With AI I’ve been able to implement Security and Persistence in Spring very quickly. These are really notes for my own usage so I can better keep track of what the hell I did.
Numerous Spring Abstractions and Annotations
At my previous job working for a mid-sized enterprise software company, the Java app I used to work on was over 15 years old. It pre-dated Spring and didn’t use annotations (except for very small bits of later code used in the front end). It could be deployed to JBoss, Websphere, or Weblogic. It had its own db abstraction layer, custom security and authorization, etc.
With Spring a lot of that is handled for you (I’m using Spring Core 6, spring-boot-starter-data-jpa -> 3.0.4 for persistence, and org.springframework.boot:spring-boot-starter-security -> 3.0.4 for security). You write a lot less code but for someone not familiar with Spring, they will get lost since the annotations pack a lot of functionality and code behind the scenes.
I learned about @Entity, @Id, @GeneratedValue to create tables with auto incrementing id columns. Also learned about @CollectionTable and @JoinColumn for 1:Many child tables
By using these annotations, I don’t need to write any jdbc code, or manage any database connections, or any SQL at all. I didn’t need to write any DDL to create the underlying tables either.
Spring Security
As for security, I learned about the Spring SecurityFilterChain to restrict url patterns, specify what roles are allowed to what patterns, and enable stateless Session Management.

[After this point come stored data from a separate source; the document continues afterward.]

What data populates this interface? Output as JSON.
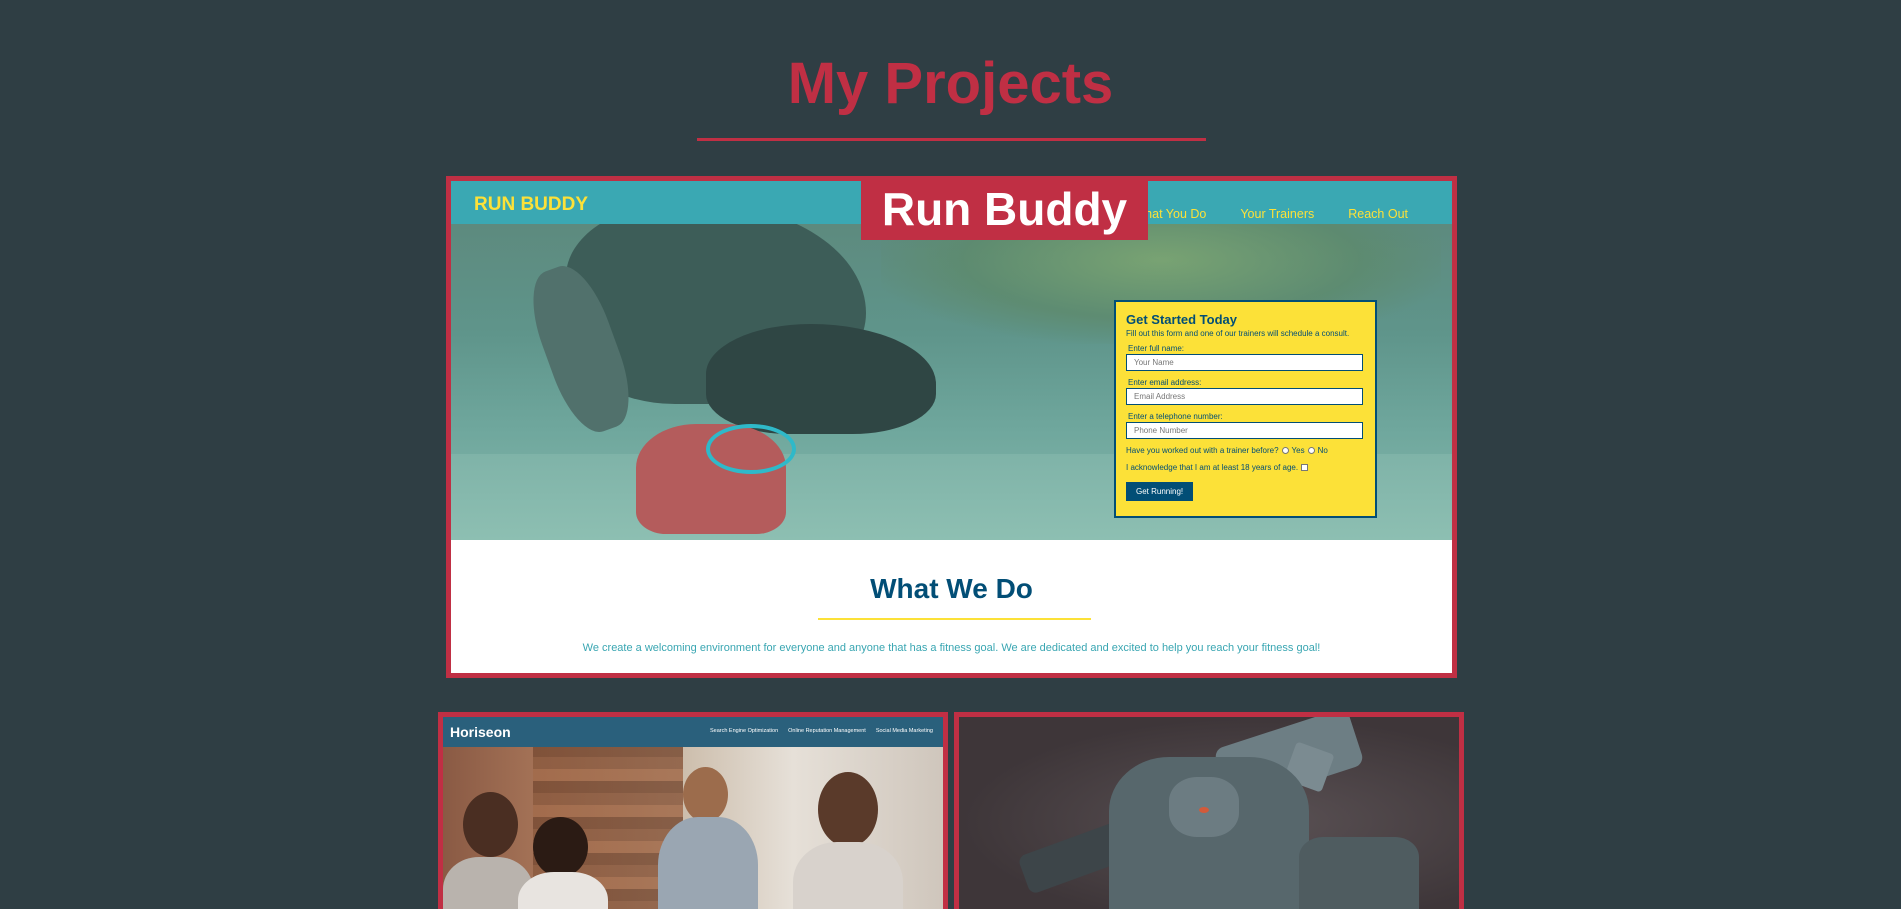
{
  "page": {
    "title": "My Projects"
  },
  "featured": {
    "label": "Run Buddy",
    "site": {
      "logo": "RUN BUDDY",
      "nav": [
        "What You Do",
        "Your Trainers",
        "Reach Out"
      ],
      "form": {
        "title": "Get Started Today",
        "subtitle": "Fill out this form and one of our trainers will schedule a consult.",
        "name_label": "Enter full name:",
        "name_placeholder": "Your Name",
        "email_label": "Enter email address:",
        "email_placeholder": "Email Address",
        "phone_label": "Enter a telephone number:",
        "phone_placeholder": "Phone Number",
        "trainer_question": "Have you worked out with a trainer before?",
        "yes": "Yes",
        "no": "No",
        "age_ack": "I acknowledge that I am at least 18 years of age.",
        "submit": "Get Running!"
      },
      "section_title": "What We Do",
      "section_text": "We create a welcoming environment for everyone and anyone that has a fitness goal. We are dedicated and excited to help you reach your fitness goal!"
    }
  },
  "projects": [
    {
      "site": {
        "logo": "Horiseon",
        "nav": [
          "Search Engine Optimization",
          "Online Reputation Management",
          "Social Media Marketing"
        ]
      }
    },
    {}
  ],
  "colors": {
    "background": "#2f3e44",
    "accent": "#c02f44",
    "runbuddy_teal": "#3aa8b3",
    "runbuddy_yellow": "#fce138",
    "runbuddy_blue": "#024e76"
  }
}
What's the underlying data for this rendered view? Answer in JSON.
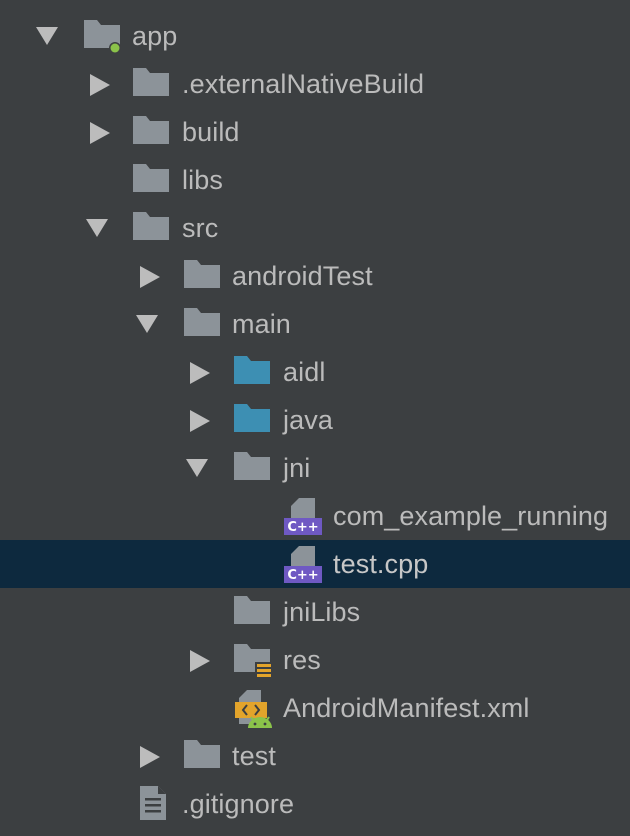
{
  "project_tree": {
    "nodes": [
      {
        "label": "app",
        "icon": "module-folder-icon",
        "expanded": true
      },
      {
        "label": ".externalNativeBuild",
        "icon": "folder-icon",
        "expanded": false
      },
      {
        "label": "build",
        "icon": "folder-icon",
        "expanded": false
      },
      {
        "label": "libs",
        "icon": "folder-icon"
      },
      {
        "label": "src",
        "icon": "folder-icon",
        "expanded": true
      },
      {
        "label": "androidTest",
        "icon": "folder-icon",
        "expanded": false
      },
      {
        "label": "main",
        "icon": "folder-icon",
        "expanded": true
      },
      {
        "label": "aidl",
        "icon": "source-folder-icon",
        "expanded": false
      },
      {
        "label": "java",
        "icon": "source-folder-icon",
        "expanded": false
      },
      {
        "label": "jni",
        "icon": "folder-icon",
        "expanded": true
      },
      {
        "label": "com_example_running",
        "icon": "cpp-file-icon"
      },
      {
        "label": "test.cpp",
        "icon": "cpp-file-icon",
        "selected": true
      },
      {
        "label": "jniLibs",
        "icon": "folder-icon"
      },
      {
        "label": "res",
        "icon": "resource-folder-icon",
        "expanded": false
      },
      {
        "label": "AndroidManifest.xml",
        "icon": "android-manifest-icon"
      },
      {
        "label": "test",
        "icon": "folder-icon",
        "expanded": false
      },
      {
        "label": ".gitignore",
        "icon": "text-file-icon"
      }
    ]
  },
  "colors": {
    "background": "#3c3f41",
    "selected_row": "#0d293e",
    "text": "#bbbbbb",
    "folder": "#8c9399",
    "source_folder": "#3d8fb3",
    "cpp_badge": "#6f59c3",
    "module_dot": "#8bc34a",
    "resource_lines": "#e3a42b",
    "manifest_orange": "#e3a42b",
    "android_green": "#8bc34a"
  }
}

Also learned about JWT for Stateless Authorization, loading a jwt secret from property which is then used to generate a signing key using HMAC-SHA.
User passwords are encrypted in the database with BCryptPasswordEncoder.
The Spring UserRepository is used to load credentials from the User table. The Spring AuthenticationManager is used to authenticate the password from the login request against the password from the db on login. After authentication a jwt authentication token is returned along with the username, email, and profile info (name, title, etc). The jwt needs to be passed as part of the header on subsequent requests to auth the session.